Ottawa is a city defined by water. From the UNESCO-listed Rideau Canal that freezes into the world's largest skating rink each winter to the rivers that wrap around downtown, our waterways shape how residents move through and experience the capital. Now, a new exhibition at Âjagemô — the gallery space inside the Department of Canadian Heritage building — is asking Ottawans to reconsider those same waterways through an Algonquin lens.
A Different Way of Seeing the Rivers
"Edge Conditions / Inawendiwin" centres on the three natural waterways that converge in and around Ottawa: the Kichi Sibi (the Ottawa River), the Rideau, and the Gatineau. Rather than treating these rivers as scenic features or engineering marvels, the exhibition draws on Algonquin names and knowledge systems that describe each river by its living characteristics — its moods, its role in sustaining communities, and its place within a broader web of relationships between people and land.
As writer Leah Snyder notes in her coverage for Ottawa Life Magazine, most of us who live in the region think of these waterways as part of the gift the landscape provides — but rarely do we consider the deeper linguistic and cultural history embedded in how they've been named and understood for generations before European settlement.
Why This Matters for Ottawa Right Now
For a city whose identity is so tightly bound up with the Rideau Canal and its riverside pathways, this exhibition offers Ottawa residents a chance to see familiar geography with fresh eyes.

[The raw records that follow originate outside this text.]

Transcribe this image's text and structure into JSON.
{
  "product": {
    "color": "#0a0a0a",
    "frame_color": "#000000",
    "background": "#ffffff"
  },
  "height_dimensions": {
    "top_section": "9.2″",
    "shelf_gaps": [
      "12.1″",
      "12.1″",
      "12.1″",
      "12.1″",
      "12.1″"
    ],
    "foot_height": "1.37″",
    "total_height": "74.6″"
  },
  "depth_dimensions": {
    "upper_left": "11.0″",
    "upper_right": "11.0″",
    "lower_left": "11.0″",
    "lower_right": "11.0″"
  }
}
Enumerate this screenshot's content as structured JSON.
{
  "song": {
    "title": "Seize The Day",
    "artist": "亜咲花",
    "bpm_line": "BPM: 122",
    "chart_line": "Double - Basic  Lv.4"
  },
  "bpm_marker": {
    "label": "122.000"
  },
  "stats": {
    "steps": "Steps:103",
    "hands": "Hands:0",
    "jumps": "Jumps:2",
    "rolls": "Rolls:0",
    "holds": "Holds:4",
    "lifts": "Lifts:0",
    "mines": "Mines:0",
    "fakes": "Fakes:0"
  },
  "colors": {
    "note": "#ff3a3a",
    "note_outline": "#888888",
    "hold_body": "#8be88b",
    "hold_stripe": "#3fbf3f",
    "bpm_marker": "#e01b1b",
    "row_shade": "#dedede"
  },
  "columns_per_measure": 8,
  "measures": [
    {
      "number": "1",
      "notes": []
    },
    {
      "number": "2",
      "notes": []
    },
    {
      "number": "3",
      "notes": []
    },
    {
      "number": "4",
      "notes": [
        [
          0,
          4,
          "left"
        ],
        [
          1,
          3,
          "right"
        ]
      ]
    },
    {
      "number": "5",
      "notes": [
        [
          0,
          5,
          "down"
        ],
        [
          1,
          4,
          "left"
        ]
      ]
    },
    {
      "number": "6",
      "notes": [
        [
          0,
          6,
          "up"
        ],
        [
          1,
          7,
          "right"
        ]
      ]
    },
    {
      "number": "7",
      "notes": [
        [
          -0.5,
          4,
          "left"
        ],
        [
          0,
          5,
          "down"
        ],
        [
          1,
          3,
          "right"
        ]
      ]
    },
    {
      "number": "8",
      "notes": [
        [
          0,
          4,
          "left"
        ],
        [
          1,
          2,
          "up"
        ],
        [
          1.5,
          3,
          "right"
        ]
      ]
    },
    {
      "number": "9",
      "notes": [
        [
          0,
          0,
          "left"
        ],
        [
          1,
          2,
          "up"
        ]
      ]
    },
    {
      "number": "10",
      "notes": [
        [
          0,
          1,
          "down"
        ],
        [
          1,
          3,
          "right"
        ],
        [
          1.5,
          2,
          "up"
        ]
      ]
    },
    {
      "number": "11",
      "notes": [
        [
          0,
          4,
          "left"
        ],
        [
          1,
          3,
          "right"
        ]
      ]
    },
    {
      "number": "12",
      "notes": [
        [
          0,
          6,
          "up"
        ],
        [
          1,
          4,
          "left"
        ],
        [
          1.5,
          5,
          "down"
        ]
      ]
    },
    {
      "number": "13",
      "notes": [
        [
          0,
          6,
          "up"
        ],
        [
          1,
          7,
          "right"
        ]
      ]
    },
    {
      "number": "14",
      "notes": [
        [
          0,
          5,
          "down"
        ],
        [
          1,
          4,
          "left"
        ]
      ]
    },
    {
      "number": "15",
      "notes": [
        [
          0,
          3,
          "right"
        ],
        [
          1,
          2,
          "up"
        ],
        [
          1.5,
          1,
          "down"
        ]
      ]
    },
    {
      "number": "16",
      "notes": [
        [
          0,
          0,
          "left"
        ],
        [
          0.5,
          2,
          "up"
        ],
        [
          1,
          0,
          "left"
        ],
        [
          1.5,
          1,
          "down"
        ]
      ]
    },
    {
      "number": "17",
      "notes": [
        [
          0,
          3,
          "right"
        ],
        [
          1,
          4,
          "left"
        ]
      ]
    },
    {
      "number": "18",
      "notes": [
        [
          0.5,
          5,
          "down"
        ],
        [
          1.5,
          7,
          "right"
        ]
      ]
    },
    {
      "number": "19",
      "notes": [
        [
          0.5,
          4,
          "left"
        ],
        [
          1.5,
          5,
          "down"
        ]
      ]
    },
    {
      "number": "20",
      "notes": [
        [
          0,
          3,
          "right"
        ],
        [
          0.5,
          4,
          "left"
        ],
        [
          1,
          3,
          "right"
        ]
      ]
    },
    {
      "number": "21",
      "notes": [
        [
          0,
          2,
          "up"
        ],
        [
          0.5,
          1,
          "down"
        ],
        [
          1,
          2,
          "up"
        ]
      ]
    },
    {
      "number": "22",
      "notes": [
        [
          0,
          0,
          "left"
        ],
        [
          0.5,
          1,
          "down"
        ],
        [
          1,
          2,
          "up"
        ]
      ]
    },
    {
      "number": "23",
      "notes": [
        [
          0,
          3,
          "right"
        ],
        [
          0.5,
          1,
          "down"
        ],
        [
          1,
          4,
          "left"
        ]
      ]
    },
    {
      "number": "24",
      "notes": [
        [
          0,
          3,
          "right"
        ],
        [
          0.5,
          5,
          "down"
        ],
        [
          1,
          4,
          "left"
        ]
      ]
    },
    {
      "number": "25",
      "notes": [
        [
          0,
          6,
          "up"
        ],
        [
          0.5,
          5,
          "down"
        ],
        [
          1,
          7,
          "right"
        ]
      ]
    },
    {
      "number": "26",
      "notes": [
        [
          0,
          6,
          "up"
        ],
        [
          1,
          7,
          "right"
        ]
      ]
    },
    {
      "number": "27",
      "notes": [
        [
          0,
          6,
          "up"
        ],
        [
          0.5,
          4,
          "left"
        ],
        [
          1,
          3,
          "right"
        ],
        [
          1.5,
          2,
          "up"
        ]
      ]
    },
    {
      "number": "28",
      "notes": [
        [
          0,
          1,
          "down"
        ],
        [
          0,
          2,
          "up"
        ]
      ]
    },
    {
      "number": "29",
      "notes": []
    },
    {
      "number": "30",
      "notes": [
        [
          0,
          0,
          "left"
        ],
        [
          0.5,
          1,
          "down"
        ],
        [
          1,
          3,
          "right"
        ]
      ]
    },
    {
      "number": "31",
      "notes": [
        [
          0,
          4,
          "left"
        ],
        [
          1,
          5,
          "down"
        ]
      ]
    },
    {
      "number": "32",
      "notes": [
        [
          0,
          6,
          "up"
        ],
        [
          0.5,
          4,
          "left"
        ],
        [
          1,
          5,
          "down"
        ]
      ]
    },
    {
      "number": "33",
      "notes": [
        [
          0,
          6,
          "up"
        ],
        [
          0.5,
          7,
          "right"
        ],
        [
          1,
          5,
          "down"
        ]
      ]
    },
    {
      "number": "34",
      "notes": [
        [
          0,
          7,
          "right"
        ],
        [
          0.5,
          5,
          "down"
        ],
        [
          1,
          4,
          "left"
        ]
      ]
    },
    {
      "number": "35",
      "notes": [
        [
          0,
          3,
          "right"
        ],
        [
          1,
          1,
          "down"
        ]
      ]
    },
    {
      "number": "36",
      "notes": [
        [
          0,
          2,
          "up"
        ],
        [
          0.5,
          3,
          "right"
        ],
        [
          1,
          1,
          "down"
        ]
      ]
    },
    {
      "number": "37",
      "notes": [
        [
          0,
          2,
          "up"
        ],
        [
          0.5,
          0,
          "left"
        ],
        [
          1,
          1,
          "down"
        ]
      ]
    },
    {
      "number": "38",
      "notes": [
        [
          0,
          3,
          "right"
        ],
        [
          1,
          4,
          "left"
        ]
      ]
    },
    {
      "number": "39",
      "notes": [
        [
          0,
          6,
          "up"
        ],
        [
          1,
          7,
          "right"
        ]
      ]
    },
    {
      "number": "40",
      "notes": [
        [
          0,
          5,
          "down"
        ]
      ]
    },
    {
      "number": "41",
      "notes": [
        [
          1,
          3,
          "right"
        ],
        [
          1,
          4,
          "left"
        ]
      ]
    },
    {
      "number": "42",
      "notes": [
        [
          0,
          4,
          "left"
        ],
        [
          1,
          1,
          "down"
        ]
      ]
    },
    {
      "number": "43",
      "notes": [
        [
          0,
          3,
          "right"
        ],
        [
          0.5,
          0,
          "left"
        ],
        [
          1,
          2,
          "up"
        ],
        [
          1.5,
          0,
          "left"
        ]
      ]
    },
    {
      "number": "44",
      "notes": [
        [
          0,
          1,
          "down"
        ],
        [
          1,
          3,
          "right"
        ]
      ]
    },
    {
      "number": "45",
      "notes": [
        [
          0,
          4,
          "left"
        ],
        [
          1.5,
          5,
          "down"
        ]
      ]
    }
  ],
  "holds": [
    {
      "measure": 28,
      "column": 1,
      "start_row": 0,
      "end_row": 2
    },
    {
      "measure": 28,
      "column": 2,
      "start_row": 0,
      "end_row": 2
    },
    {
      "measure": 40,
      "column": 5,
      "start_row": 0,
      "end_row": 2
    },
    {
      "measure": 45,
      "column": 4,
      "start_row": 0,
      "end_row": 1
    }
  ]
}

It arrives at a moment when local cultural institutions — from the Canadian Museum of History across the river in Gatineau to smaller downtown galleries — have been increasingly foregrounding Indigenous perspectives in how the National Capital Region tells its own story.
"Inawendiwin," the Anishinaabemowin word paired with "Edge Conditions" in the exhibition's title, roughly translates to a sense of being interrelated or connected — a fitting frame for a show about rivers that have long connected communities along their banks, long before they became backdrops for canal-side condos and summer festivals.
What Visitors Can Expect
Housed at Âjagemô, a gallery space known for showcasing work that engages with Canadian identity and heritage, the exhibition is positioned as both an art show and a quiet civic lesson. Visitors walking the halls near Wellington Street — steps from Parliament Hill and the very rivers being discussed — can expect to encounter Algonquin place names and stories that reframe the geography many Ottawans take for granted on their daily commutes or canal-side runs.
For those who've spent summers paddling the Ottawa River or winters skating the Rideau Canal, the exhibition is a reminder that these waterways carry names, stories, and significance that predate the city itself. It's a worthwhile stop for anyone looking to deepen their understanding of the land beneath Ottawa's most iconic public spaces.